Mox Nix.

 By S.E. Schaible

My mother’s family hailed from Pennsylvania Dutch country in the Lehigh Valley. For this essay (and in the interest of your being correct moving forward), when you read “Pennsylvania Dutch,” what you should take it to mean is Pennsylvania German. Just trust me here. There is no need to look into it.

My mother’s parents, my Nana and Pop Pop Rex, spoke an equal mix of English and German, at least when I was around them. I never asked if they conversed mostly in German when my parents and brothers weren’t around, but I am certain the answer was ja. The egg man never spoke any English when he came to their door on Tuesdays. Same with the beverage delivery guy who would drop cases of Yeungling Lager and A-Treat Cream and Orange Sodas and take back the wooden crates of empties. A-Treat was the best cream soda I ever tasted, and it was the only brand I can recall that was red in color instead of amber.

My grandparents made a funny pair. They loved each other, and they were tough. He worked at Bethlehem Steel for over 40 years, and she was a lunch lady at the local junior high school just down the road from their place. They had little episodes and quarrels about trivial things, and predictably Luther – my Pop Pop – would act butthurt or take things a little too far. One time Nana baked a shoe-fly pie that maybe spent a minute too long in the oven for his liking, and you would have thought she served him uncooked pork, He’d hem and haw about it every time he had a slice until it was gone. “Jesus, Mother! The crumbs are dark on top. You weren’t watching.” But Florence – that was Nana’s name – had the perfect way of drawing his needling to a close. When he wouldn’t drop something, in whatever language, she would unfold her wrinkled hands, shrug her shoulders with her palms upwards and say, “Mox Nix.”

I don’t recall ever asking or being told what it meant. It hardly needed any explanation. The context made it as clear as her jade green eyes: “It doesn’t matter.” It meant, no worries. It meant, let’s talk about something else. It was a light and lively way to let the entire table know that everyone heard her husband the fourth time he repeated it. GIs stationed in Germany in World War 2 apparently picked up and modified Mox Nix from the original Macht Nichts. It was a simple way to call bullshit or declare indifference.

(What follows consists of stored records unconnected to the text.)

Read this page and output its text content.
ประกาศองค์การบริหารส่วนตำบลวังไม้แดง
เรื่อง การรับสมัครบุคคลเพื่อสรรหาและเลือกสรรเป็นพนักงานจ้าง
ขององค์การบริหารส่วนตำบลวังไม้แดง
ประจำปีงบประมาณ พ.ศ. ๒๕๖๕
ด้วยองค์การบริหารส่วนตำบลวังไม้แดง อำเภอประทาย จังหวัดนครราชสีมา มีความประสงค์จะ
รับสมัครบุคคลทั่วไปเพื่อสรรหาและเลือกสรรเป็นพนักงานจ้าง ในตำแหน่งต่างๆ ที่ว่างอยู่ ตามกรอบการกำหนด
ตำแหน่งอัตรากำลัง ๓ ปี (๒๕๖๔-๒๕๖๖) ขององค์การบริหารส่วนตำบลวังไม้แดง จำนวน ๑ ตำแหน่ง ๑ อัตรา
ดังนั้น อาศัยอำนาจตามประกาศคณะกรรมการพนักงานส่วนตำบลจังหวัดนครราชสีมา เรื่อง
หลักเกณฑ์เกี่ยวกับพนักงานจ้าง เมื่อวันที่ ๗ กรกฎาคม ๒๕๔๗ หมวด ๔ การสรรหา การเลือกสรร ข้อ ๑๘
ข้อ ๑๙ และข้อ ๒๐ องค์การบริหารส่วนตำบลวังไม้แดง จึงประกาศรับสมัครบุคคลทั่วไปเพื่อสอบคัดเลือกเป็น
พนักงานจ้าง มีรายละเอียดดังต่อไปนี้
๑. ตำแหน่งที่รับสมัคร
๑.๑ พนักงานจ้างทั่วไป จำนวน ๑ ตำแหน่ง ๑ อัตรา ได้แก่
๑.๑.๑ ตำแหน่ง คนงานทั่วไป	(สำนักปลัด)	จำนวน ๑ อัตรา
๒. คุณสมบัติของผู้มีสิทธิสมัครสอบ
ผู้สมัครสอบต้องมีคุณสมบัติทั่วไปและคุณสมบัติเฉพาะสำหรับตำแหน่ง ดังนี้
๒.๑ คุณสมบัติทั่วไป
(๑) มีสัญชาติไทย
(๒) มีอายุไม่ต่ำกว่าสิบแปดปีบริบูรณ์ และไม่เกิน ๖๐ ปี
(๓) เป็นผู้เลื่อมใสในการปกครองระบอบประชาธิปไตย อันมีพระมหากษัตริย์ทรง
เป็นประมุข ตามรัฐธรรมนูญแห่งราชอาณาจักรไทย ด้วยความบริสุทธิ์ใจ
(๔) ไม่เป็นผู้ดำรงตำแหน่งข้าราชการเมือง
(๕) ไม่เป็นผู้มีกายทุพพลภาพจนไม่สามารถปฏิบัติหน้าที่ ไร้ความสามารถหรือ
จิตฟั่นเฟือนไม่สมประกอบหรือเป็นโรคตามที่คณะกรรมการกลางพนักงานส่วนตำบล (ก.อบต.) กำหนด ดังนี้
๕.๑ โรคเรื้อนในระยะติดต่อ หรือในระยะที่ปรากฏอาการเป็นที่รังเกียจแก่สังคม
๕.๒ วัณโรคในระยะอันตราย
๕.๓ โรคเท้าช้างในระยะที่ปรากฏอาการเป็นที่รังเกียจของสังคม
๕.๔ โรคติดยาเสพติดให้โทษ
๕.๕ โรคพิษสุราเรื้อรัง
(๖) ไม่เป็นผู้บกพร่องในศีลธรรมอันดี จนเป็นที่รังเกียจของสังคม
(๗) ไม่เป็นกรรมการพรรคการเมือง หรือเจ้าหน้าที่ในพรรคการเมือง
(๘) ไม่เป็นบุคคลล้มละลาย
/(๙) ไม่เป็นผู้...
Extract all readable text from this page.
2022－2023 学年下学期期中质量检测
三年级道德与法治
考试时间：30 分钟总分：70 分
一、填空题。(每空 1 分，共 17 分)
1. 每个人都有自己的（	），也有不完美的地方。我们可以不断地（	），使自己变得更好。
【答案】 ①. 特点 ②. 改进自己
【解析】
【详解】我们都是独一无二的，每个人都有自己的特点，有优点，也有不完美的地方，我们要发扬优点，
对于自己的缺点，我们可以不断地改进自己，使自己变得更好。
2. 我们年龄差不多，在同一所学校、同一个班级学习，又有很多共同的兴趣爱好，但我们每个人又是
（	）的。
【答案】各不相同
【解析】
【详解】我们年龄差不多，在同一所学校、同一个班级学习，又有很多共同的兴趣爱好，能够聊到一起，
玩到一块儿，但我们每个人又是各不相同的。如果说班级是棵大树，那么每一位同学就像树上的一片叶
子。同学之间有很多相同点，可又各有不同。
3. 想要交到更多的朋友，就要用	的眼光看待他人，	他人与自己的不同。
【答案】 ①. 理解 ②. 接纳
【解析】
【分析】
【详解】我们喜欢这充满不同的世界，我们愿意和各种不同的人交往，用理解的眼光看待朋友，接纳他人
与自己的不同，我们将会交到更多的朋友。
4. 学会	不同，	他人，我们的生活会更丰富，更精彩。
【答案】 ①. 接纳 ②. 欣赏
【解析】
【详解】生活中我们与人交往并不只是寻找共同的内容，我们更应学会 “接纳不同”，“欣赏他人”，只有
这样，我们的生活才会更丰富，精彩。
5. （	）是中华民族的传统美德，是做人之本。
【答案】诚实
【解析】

I use it in place of my default New Jersey vernacular, aka Fuhgeddaboudit. While very real, the Jersey version is little more than a cliché today. It’s old news; banal gangster movie shlock circa 1981. I left the 201-area code 32 years ago. I would sound like a complete dork if I rolled that out today.

Mox Nix. Give it a test drive. Start with something easy, like a nearly victimless crime. Perhaps some hack walks off with your coffee from the mobile order table. Maybe you thought that guy walking out the door seemed a bit off as you were entering. Rather than jogging down the block to have a low-percentage confrontation that could backfire, keep that powder dry for some time when you have concrete proof of shenanigans. Say Mox Nix and enjoy the fresh cup that the barista has been trained to provide when this inevitably happens.